Sussurrava davvero. Mentre turbini grigi gli afferravano la tunica e gli tiravano i capelli, a Scuotivento parve udire delle voci, deboli e lontane, che dicevano frasi come: 'Sei sicuro che nello stufato ci fossero i funghi? Mi sento un po’…' e 'Se ti sporgi da qui c’e una bella vista…' e 'Non fare storie, e solo un graffio…' e 'Guarda dove punti l’arco, hai quasi…' e cosi via.

Il mago andava barcollando giu per il pendio, tappandosi le orecchie con le mani, finche non contemplo uno scenario che a pochissimi uomini viventi e dato vedere.

Il terreno si abbassava all’improvviso fino a diventare un’ampia gola larga oltre un chilometro, nella quale soffiava, in un vasto bisbiglio riecheggiante, il vento delle anime dei morti. Sembrava come se il Disco stesso stesse respirando. Ma sopra la gola profonda si levava uno stretto sperone roccioso che terminava in un pianoro del diametro di una quarantina di metri.

Lassu c’era un giardino, con orti e aiuole fiorite e un piccolo cottage nero.

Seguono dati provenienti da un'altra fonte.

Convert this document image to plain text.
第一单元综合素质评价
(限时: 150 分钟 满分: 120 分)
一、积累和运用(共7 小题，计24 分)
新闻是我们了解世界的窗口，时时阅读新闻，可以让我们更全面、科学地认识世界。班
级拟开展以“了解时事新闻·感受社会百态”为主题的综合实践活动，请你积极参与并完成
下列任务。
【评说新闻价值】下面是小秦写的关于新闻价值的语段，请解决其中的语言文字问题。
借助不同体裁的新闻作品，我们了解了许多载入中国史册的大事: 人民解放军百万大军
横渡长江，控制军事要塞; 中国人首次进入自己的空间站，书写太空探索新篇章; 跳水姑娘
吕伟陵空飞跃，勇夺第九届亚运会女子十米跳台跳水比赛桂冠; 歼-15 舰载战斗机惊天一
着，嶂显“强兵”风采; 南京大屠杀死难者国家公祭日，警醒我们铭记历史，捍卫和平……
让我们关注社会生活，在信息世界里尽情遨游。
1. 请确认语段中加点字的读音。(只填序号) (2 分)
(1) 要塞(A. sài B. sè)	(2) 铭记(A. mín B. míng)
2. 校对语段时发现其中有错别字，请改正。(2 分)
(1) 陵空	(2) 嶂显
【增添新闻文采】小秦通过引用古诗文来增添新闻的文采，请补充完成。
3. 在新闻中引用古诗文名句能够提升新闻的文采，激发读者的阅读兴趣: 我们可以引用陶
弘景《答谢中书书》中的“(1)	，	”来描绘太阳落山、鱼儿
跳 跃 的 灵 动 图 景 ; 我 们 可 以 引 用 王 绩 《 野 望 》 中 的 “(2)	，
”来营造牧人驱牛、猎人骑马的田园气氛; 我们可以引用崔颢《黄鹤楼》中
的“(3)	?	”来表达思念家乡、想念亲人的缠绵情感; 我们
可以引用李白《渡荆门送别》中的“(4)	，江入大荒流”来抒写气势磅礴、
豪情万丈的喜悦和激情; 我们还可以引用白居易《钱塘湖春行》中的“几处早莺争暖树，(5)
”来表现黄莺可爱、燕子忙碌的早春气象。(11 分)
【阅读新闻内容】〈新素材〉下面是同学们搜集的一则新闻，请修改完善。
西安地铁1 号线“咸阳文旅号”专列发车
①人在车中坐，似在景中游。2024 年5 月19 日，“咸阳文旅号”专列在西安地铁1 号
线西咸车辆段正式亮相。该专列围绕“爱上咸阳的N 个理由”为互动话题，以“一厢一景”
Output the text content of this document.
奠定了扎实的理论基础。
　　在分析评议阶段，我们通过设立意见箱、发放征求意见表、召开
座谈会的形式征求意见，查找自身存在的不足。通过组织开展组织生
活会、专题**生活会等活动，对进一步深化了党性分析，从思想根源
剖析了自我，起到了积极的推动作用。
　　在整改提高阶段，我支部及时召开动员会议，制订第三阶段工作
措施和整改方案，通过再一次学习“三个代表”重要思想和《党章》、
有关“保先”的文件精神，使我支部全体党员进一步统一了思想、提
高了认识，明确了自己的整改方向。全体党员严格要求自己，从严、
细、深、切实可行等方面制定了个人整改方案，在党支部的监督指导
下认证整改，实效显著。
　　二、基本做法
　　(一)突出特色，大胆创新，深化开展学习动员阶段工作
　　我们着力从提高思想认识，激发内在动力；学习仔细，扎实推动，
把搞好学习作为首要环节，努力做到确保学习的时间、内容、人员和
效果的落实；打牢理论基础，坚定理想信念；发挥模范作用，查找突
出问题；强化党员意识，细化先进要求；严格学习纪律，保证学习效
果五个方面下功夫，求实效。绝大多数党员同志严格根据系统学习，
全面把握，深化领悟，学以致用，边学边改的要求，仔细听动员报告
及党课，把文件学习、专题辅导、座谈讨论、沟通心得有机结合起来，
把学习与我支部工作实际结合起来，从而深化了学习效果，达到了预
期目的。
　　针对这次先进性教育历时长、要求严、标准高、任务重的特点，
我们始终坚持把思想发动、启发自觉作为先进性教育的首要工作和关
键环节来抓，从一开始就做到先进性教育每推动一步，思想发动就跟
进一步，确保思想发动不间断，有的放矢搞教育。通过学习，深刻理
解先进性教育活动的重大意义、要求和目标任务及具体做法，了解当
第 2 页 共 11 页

Un sentierino conduceva in cima.

Scuotivento si volto a guardare: la lucente linea azzurra era ancora li.

E cosi pure il Bagaglio.

Accovacciato sul sentiero, che lo osservava.

Scuotivento non era mai andato d’accordo con il Bagaglio, che gli aveva sempre dato l’impressione di disapprovarlo. Ma almeno per quella volta, non lo fissava minaccioso. Il suo era piuttosto uno sguardo patetico, come quello di un cane che, tornato a casa dopo essersi piacevolmente rotolato nello sterco di vacca, scoprisse che la famiglia era partita per un altro continente.

— Va bene — gli disse il mago. — Vieni qui.

Il Bagaglio allungo le gambette e lo segui su per il sentiero.

Scuotivento si era immaginato di trovare il giardino pieno di fiori appassiti. Invece era ben tenuto e chiaramente era stato piantato da qualcuno amante dei colori, sempre che questi fossero viola scuro, nero come la notte o bianco come un sudario. Enormi gigli profumavano l’aria. C’era una meridiana con uno gnomone piantato nel mezzo di un prato falciato di fresco.